Grafana is an open-source analytics and monitoring platform that allows you to query, visualize, and alert on your metrics data. It is a popular tool for monitoring systems, applications, and services in real-time. In this post, I will guide you through setting up Grafana in Docker to monitor a simple .NET API.
Setting up Grafana
To visualize metrics data, we need to set up a few components. Our .NET application will need a /metrics
endpoint to describe the state of the system. Prometheus will scrape this endpoint every few seconds and store the data. Grafana will then query Prometheus to display the data in a nice dashboard.
Docker Compose File
Lets start with a docker compose file to bring up the services we need.
services:
prometheus:
image: prom/prometheus:v3.1.0
ports:
- 5431:9090
volumes:
- ./prometheus/:/etc/prometheus/
- prometheus:/prometheus
grafana:
image: grafana/grafana:11.4.0
expose:
- "3000"
ports:
- 3000:3000
volumes:
- grafana:/var/lib/grafana
volumes:
prometheus:
grafana:
This spins up the grafana and prometheus containers, it maps some ports and maps some folders as volumes. Lets look at the config files for prometheus and grafana.
Prometheus Configuration
Next, create a prometheus.yml file to configure Prometheus:
global:
scrape_interval: 15s
evaluation_interval: 15s
scrape_configs:
- job_name: 'api'
scheme: 'https'
tls_config:
insecure_skip_verify: true
scrape_interval: 10s
scrape_timeout: 5s
static_configs:
- targets: ['api.example.com:443']
This configures how often the /metrics endpoint should be scraped, by default an endpoint at http://api.example.com/metrics will be scraped. As my api endpoint is running under https I have to set the tls_config to skip verification and set the scheme to https. scrape_interval is how often the endpoint is scraped and scrape_timeout is how long to wait for a response, it this is not specified the global config with be used.
More information about configuring prometheus can be found here
Grafana Config
You can now log into grafana on http://localhost:3000 with the default username and password of admin/admin. You will be prompted to change the password. You can now add a data source to connect to prometheus. Prometheus will be running on http://localhost:5431 , however if you are using docker desktop to you your docker compose it isn’t as simple as using that address. Because you want a docker container to access another docker container you need to use a special address. So in this case the address would be http://host.docker.internal:5431 .
host.docker.internal is a special DNS name that resolves to the internal IP address used by the host machine. This is particularly useful when you are running Docker containers and need to access services running on the host machine from within a container.
For example, if you have a web server running on your host machine and you want to access it from a Docker container, you can use host.docker.internal to refer to the host machine’s IP address.
Dashboard
The next thing we need to do is build a dashboard, well the dotnet team has done the hard work for us. They have created a grafana dashboard that we can import into our grafana instance.
You can do all of this yourself by using the Grafana UI, to add the graphs, guages and other visualizations that you are interested in.
Metrics endpoint
If your .NET application is using .NET Aspire, this /metrics endpoint is probably already setup for you.
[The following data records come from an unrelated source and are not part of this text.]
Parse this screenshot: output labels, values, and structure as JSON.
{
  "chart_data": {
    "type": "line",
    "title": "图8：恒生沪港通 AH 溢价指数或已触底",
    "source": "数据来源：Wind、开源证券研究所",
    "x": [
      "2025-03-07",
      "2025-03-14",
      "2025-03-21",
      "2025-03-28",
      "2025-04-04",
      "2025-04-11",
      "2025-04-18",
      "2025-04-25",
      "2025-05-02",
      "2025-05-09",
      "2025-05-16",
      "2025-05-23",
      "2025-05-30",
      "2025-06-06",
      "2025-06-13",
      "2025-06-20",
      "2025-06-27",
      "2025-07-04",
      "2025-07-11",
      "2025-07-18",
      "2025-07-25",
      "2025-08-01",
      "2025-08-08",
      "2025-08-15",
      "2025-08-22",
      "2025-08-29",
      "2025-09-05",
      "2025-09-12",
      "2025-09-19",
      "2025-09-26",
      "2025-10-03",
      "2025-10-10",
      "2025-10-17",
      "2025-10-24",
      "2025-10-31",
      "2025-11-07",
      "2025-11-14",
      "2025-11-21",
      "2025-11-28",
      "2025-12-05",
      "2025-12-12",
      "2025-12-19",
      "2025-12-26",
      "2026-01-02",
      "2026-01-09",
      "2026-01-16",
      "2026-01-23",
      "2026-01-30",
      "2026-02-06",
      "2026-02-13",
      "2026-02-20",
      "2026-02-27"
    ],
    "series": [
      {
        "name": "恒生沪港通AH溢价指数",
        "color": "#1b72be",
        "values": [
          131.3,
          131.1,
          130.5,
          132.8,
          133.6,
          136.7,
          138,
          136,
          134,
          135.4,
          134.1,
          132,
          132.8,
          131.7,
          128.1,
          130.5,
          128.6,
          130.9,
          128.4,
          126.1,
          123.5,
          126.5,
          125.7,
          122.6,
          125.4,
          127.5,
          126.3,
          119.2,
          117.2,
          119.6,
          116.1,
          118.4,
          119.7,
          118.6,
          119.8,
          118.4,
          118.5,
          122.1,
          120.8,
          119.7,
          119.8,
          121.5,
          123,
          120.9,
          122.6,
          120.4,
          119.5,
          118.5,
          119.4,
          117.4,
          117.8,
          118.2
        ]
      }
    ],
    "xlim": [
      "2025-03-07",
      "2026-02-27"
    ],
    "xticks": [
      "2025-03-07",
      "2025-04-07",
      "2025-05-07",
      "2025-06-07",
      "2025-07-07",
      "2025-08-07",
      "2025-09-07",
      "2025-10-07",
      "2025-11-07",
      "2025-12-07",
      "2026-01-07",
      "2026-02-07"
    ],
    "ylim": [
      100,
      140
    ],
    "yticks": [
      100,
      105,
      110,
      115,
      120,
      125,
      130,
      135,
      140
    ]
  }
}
Have a look at Extensions.cs in your ServiceDefaults project and check for the following code (you will need the nuget package OpenTelemetry.Exporter.Prometheus.AspNetCore):
public static WebApplication MapDefaultEndpoints(this WebApplication app)
{
// The following line enables the Prometheus endpoint (requires the OpenTelemetry.Exporter.Prometheus.AspNetCore package)
app.MapPrometheusScrapingEndpoint();
}
If you are not using .NET Aspire, you can add app.MapPrometheusScrapingEndpoint() to your Program.cs file.
Conclusion
By following these steps, you can set up Grafana with Docker and Prometheus to monitor your .NET applications. This setup allows you to visualize metrics and create real-time dashboards, providing valuable insights into your application’s performance. Happy monitoring!